La remise des brevets de la première promotion de l’École du parti Agissons pour la République (AREP), organisée ce lundi 27 juillet 2026 au Fleuve Congo Hotel de Kinshasa, a également été marquée par l’intervention des professeurs ayant assuré les enseignements durant les six mois de formation. Porte-parole du corps enseignant, le professeur Émile Bongeli a salué une initiative qu’il considère comme une contribution à la professionnalisation de la vie politique en République démocratique du Congo.
Dans une allocution riche en enseignements, il a insisté sur la nécessité de former des responsables politiques compétents, éthiques et capables de conduire durablement la transformation du pays.

Dès l’entame de son intervention, le professeur Bongeli a rappelé que la politique ne se résume pas à la conquête du pouvoir. À ses yeux, elle trouve toute sa noblesse lorsqu’elle est exercée avec responsabilité et au service de l’intérêt général.
« Le côté noble de la politique, c’est lorsque l’on a le pouvoir, la compétence et l’éthique pour amener à la transformation positive de la communauté », a-t-il déclaré.
Selon lui, exercer une responsabilité publique exige bien davantage que de la bonne volonté. Il a expliqué que les décisions politiques produisent des effets durables sur toute une société et doivent, pour cette raison, s’appuyer sur des connaissances solides.

« La deuxième phase exige non seulement de l’éthique, mais aussi une éthique fondée sur des connaissances réelles », a-t-il souligné.
Le professeur a ensuite attiré l’attention sur le rôle constitutionnel des partis politiques, estimant qu’ils ne peuvent être dirigés sans une véritable préparation intellectuelle.
« Les partis politiques ont des devoirs constitutionnels et il ne faut pas qu’on les laisse entre les mains d’inexpérimentés », a-t-il affirmé.

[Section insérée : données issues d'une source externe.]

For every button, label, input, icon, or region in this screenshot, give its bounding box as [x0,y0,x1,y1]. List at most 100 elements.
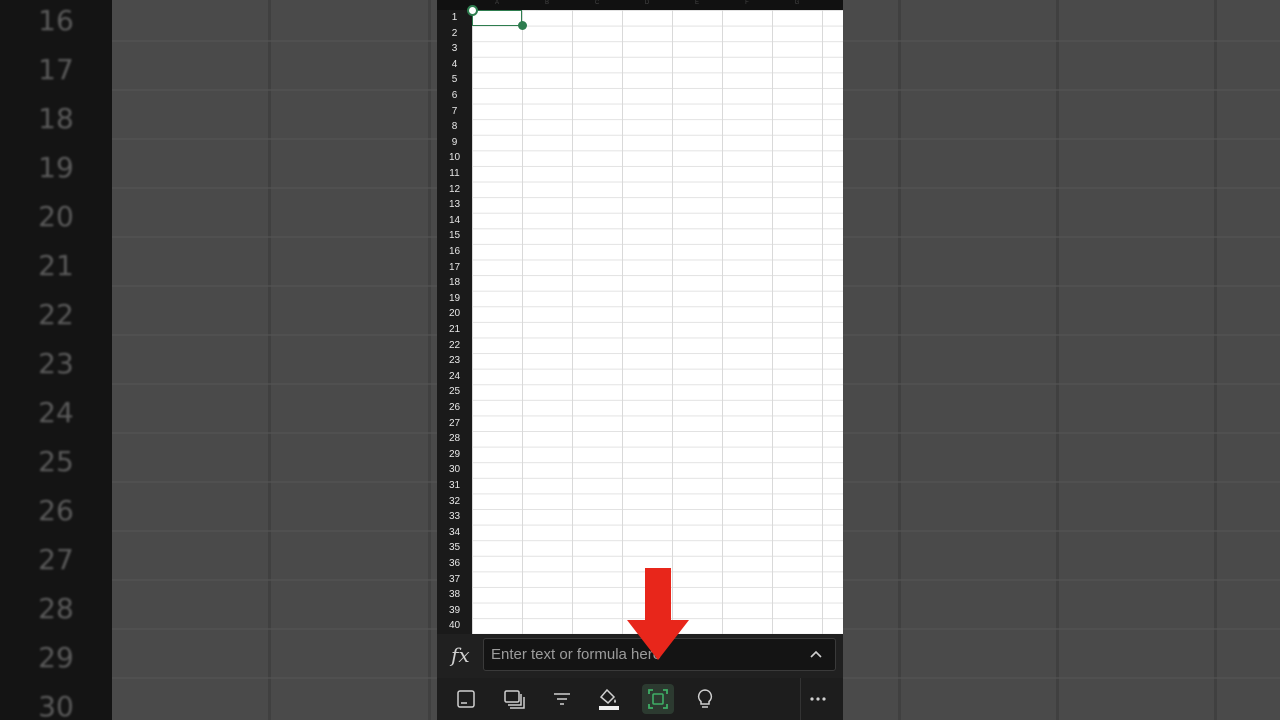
bottom-toolbar [437,678,843,720]
ideas-lightbulb-icon [697,689,713,708]
row-number[interactable]: 38 [437,587,472,603]
red-arrow-annotation [627,568,689,660]
more-options-icon [810,697,826,701]
row-number[interactable]: 18 [437,275,472,291]
background-row-number: 24 [38,396,74,429]
row-number[interactable]: 28 [437,431,472,447]
more-options-button[interactable] [802,684,834,714]
background-grid-line [843,432,1280,434]
row-number[interactable]: 32 [437,494,472,510]
row-number[interactable]: 29 [437,447,472,463]
row-number[interactable]: 25 [437,384,472,400]
background-row-numbers: 16 17 18 19 20 21 22 23 24 25 26 27 28 29 30 [0,0,112,720]
row-number[interactable]: 12 [437,182,472,198]
row-number[interactable]: 34 [437,525,472,541]
background-right-blurred [843,0,1280,720]
background-grid-line [843,187,1280,189]
background-row-number: 17 [38,53,74,86]
background-grid-line [843,40,1280,42]
background-grid-line [843,530,1280,532]
row-number[interactable]: 36 [437,556,472,572]
background-grid-line [843,236,1280,238]
selection-handle-start[interactable] [467,5,478,16]
background-grid-line [843,628,1280,630]
background-grid-line [843,138,1280,140]
row-number[interactable]: 21 [437,322,472,338]
background-grid-right [843,0,1280,720]
row-number[interactable]: 22 [437,338,472,354]
background-grid-line [843,89,1280,91]
row-number[interactable]: 11 [437,166,472,182]
select-range-icon [648,689,668,709]
toolbar-divider [800,678,801,720]
chevron-up-icon[interactable] [809,648,823,662]
row-number[interactable]: 9 [437,135,472,151]
row-number[interactable]: 16 [437,244,472,260]
background-row-number: 27 [38,543,74,576]
column-letter[interactable]: F [722,0,772,10]
row-number[interactable]: 14 [437,213,472,229]
background-row-number: 29 [38,641,74,674]
background-row-number: 19 [38,151,74,184]
background-grid-line [843,285,1280,287]
column-letter[interactable]: E [672,0,722,10]
card-view-icon [457,690,475,708]
sheets-icon [504,690,525,709]
row-number[interactable]: 17 [437,260,472,276]
select-range-button[interactable] [642,684,674,714]
row-number[interactable]: 40 [437,618,472,634]
filter-icon [554,693,570,705]
row-number[interactable]: 31 [437,478,472,494]
background-grid-line [843,579,1280,581]
row-number[interactable]: 2 [437,26,472,42]
row-number[interactable]: 30 [437,462,472,478]
column-letter[interactable]: D [622,0,672,10]
background-row-number: 22 [38,298,74,331]
sheets-button[interactable] [498,684,530,714]
row-number[interactable]: 15 [437,228,472,244]
row-number[interactable]: 26 [437,400,472,416]
background-row-number: 23 [38,347,74,380]
ideas-button[interactable] [689,684,721,714]
fill-color-icon [599,688,619,710]
background-row-number: 26 [38,494,74,527]
fill-color-button[interactable] [593,684,625,714]
row-number[interactable]: 8 [437,119,472,135]
row-number[interactable]: 23 [437,353,472,369]
row-number[interactable]: 3 [437,41,472,57]
column-header-bar: ABCDEFG [437,0,843,10]
row-number[interactable]: 10 [437,150,472,166]
background-grid-line [843,481,1280,483]
row-number[interactable]: 35 [437,540,472,556]
row-number[interactable]: 37 [437,572,472,588]
column-letter[interactable]: G [772,0,822,10]
column-letter[interactable]: B [522,0,572,10]
background-row-number: 16 [38,4,74,37]
row-number[interactable]: 4 [437,57,472,73]
row-number[interactable]: 39 [437,603,472,619]
background-grid-line [843,383,1280,385]
background-grid-line [843,334,1280,336]
fx-icon[interactable]: fx [451,643,470,667]
row-number[interactable]: 33 [437,509,472,525]
background-left-blurred: 16 17 18 19 20 21 22 23 24 25 26 27 28 29 30 [0,0,437,720]
selected-cell[interactable] [472,10,522,26]
row-number[interactable]: 13 [437,197,472,213]
card-view-button[interactable] [450,684,482,714]
background-row-number: 21 [38,249,74,282]
row-number[interactable]: 7 [437,104,472,120]
selection-handle-end[interactable] [518,21,527,30]
background-row-number: 18 [38,102,74,135]
row-number[interactable]: 5 [437,72,472,88]
spreadsheet-grid[interactable] [472,10,843,634]
row-number[interactable]: 19 [437,291,472,307]
row-number[interactable]: 27 [437,416,472,432]
row-number[interactable]: 24 [437,369,472,385]
filter-button[interactable] [546,684,578,714]
column-letter[interactable]: A [472,0,522,10]
row-number[interactable]: 20 [437,306,472,322]
row-number[interactable]: 6 [437,88,472,104]
background-row-number: 28 [38,592,74,625]
background-grid-line [843,677,1280,679]
column-letter[interactable]: C [572,0,622,10]
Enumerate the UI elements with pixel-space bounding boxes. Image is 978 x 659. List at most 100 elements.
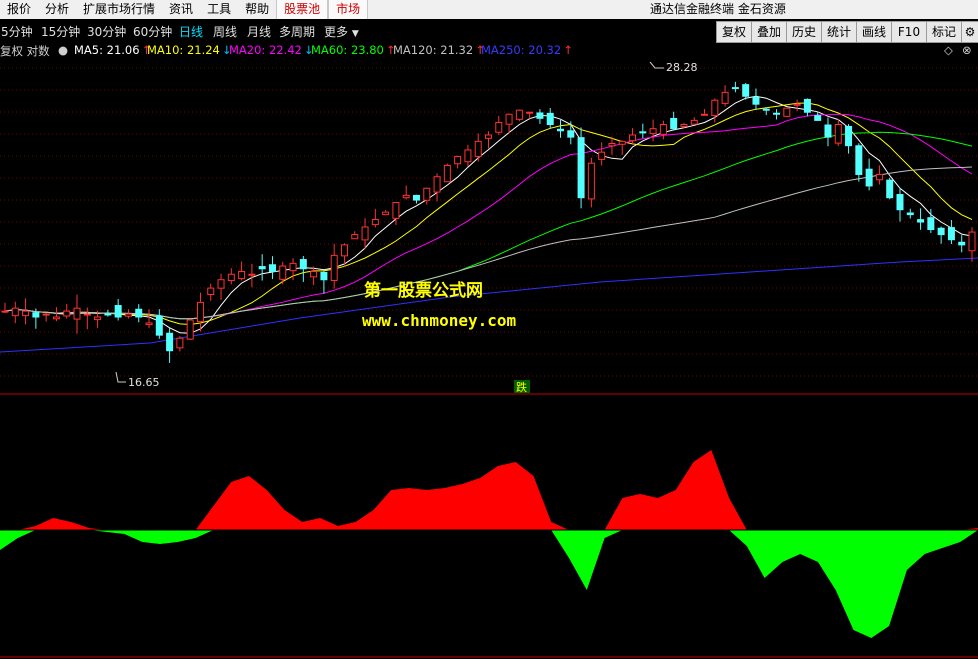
candle-body: [711, 99, 719, 117]
candle-body: [886, 179, 894, 199]
candle-body: [433, 176, 441, 193]
candle-body: [680, 124, 688, 127]
ma120-line: [4, 166, 973, 320]
candlestick: [166, 327, 174, 363]
candle-body: [299, 259, 307, 270]
candlestick: [248, 263, 256, 288]
candlestick: [464, 144, 472, 167]
candle-body: [917, 219, 925, 223]
candlestick: [258, 254, 266, 281]
candle-body: [773, 112, 781, 115]
candlestick: [310, 266, 318, 285]
candlestick: [268, 256, 276, 280]
candle-body: [42, 313, 50, 316]
ma250-line: [0, 257, 978, 353]
candlestick: [886, 177, 894, 200]
candle-body: [618, 140, 626, 145]
candle-body: [330, 254, 338, 281]
candlestick: [618, 140, 626, 155]
candle-body: [63, 310, 71, 317]
candlestick: [485, 131, 492, 149]
signal-label: 跌: [516, 380, 527, 394]
candle-body: [104, 313, 112, 316]
candlestick: [731, 81, 739, 93]
ma20-label: MA20: 22.42 ↓: [229, 43, 314, 57]
candle-body: [52, 316, 60, 320]
candlestick: [22, 298, 30, 325]
candle-body: [896, 194, 904, 211]
candle-body: [248, 273, 256, 276]
ma5-label: MA5: 21.06 ↑: [74, 43, 152, 57]
candle-body: [371, 219, 379, 226]
candlestick: [896, 187, 904, 222]
candle-body: [238, 270, 246, 280]
candlestick: [783, 107, 791, 117]
candle-body: [865, 168, 873, 187]
close-icon[interactable]: ⊗: [962, 43, 972, 57]
candle-body: [515, 109, 523, 120]
candlestick: [330, 243, 338, 289]
candle-body: [536, 112, 544, 119]
candlestick: [145, 309, 153, 329]
candlestick: [196, 292, 204, 332]
candlestick: [227, 268, 235, 285]
candle-body: [361, 226, 369, 241]
candlestick: [1, 302, 9, 313]
candlestick: [917, 208, 925, 230]
indicator-positive-area: [0, 450, 978, 530]
candle-body: [762, 108, 770, 111]
candlestick: [217, 273, 225, 301]
candle-body: [968, 231, 976, 252]
candle-body: [94, 316, 102, 321]
ma60-label: MA60: 23.80 ↑: [311, 43, 396, 57]
candle-body: [495, 121, 503, 133]
candlestick: [947, 219, 955, 245]
candle-body: [83, 313, 91, 316]
candlestick: [443, 163, 451, 183]
candle-body: [402, 194, 410, 199]
candlestick: [937, 226, 945, 244]
candle-body: [412, 194, 420, 201]
candlestick: [73, 294, 81, 334]
candlestick: [176, 336, 184, 352]
candlestick: [701, 109, 709, 116]
candle-body: [124, 313, 132, 317]
candle-body: [803, 98, 811, 113]
ma10-label: MA10: 21.24 ↓: [147, 43, 232, 57]
candle-body: [855, 145, 863, 175]
candle-body: [824, 124, 832, 138]
candle-body: [608, 143, 616, 147]
candlestick: [865, 158, 873, 191]
candlestick: [773, 109, 781, 120]
candlestick: [803, 98, 811, 117]
candle-body: [166, 332, 174, 352]
candlestick: [721, 85, 729, 107]
ma60-line: [4, 131, 973, 320]
price-annotations: 28.28 16.65 跌: [115, 61, 698, 394]
indicator-negative-area: [0, 530, 978, 638]
candlestick: [515, 109, 523, 122]
expand-icon[interactable]: ◇: [944, 43, 953, 57]
candlestick: [639, 123, 647, 139]
watermark-title: 第一股票公式网: [364, 281, 483, 301]
candlestick: [824, 117, 832, 147]
candlestick: [546, 108, 554, 129]
candlestick: [83, 307, 91, 330]
candle-body: [731, 87, 739, 90]
candlestick: [742, 82, 750, 100]
candle-body: [443, 164, 451, 183]
candle-body: [155, 315, 163, 336]
candlestick: [52, 307, 60, 322]
watermark-url: www.chnmoney.com: [362, 311, 517, 330]
candle-body: [464, 149, 472, 163]
candlestick: [382, 210, 390, 216]
candle-body: [834, 124, 842, 144]
candle-body: [454, 156, 462, 165]
chevron-circle-icon[interactable]: ●: [58, 43, 68, 57]
candle-body: [526, 111, 534, 114]
candlestick: [968, 227, 976, 262]
candlestick: [454, 155, 462, 169]
low-price-label: 16.65: [128, 376, 160, 389]
high-price-label: 28.28: [666, 61, 698, 74]
candle-body: [176, 337, 184, 349]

Pour illustrer la portée des choix politiques, il a établi une comparaison entre les erreurs commises dans différents domaines.
« Une faute médicale fait qu’il y ait un mort, mais une faute politique fait qu’il y ait des générations en guerre », a-t-il déclaré, insistant sur l’impact profond que peuvent avoir les mauvaises décisions publiques.
Revenant sur les six mois de formation dispensés à la première promotion de l’École du Parti, Émile Bongeli a salué le sérieux de l’organisation et le niveau d’implication des participants. Il a révélé que plusieurs enseignants, pourtant extérieurs à l’AREP, avaient été agréablement surpris par la qualité du programme.

« Nous n’avons jamais participé à un séminaire aussi rigoureusement organisé », a-t-il confié.
Le professeur a expliqué que les enseignements ne se sont pas limités à des exposés théoriques. Les participants ont également pris part à des travaux pratiques, à des échanges approfondis avec les enseignants et à des évaluations qui ont permis de mesurer leur progression.
« Il y a eu des travaux pratiques d’une telle qualité que les professeurs eux-mêmes ont été convaincus », a-t-il indiqué.

Il a également salué la curiosité intellectuelle des apprenants, soulignant la pertinence des questions posées tout au long de la formation.
« Nous avons senti la force du savoir à travers les questions qui ont été posées », a-t-il déclaré.
Le professeur Bongeli a invité les responsables de l’École du Parti à inscrire cette initiative dans une dynamique plus large, ouverte à l’ensemble de la classe politique congolaise.

« Je voudrais convier l’École à élargir son influence. Elle doit ouvrir ses portes aux autres partis pour que demain nous puissions avoir une jeunesse consciente prête à prendre les rênes », a-t-il plaidé.
Pour l’universitaire, la République démocratique du Congo gagnera à investir davantage dans la formation politique de ses futurs dirigeants. Pour lui, le développement du pays dépend avant tout de la qualité des femmes et des hommes appelés à exercer les responsabilités publiques.
« Le pays a besoin d’intelligence. Il a besoin de compétence pour transformer la nation », a conclu le professeur Émile Bongeli.

Par cette intervention, le corps enseignant de l’École du Parti a rappelé que la formation politique ne constitue pas un simple exercice académique, mais un investissement stratégique pour l’avenir du pays. Un message qui entre pleinement dans l’ambition affichée par l’AREP de contribuer à l’émergence d’une nouvelle génération de responsables publics, mieux formés, plus compétents et attachés aux valeurs de l’éthique et du service de la Nation.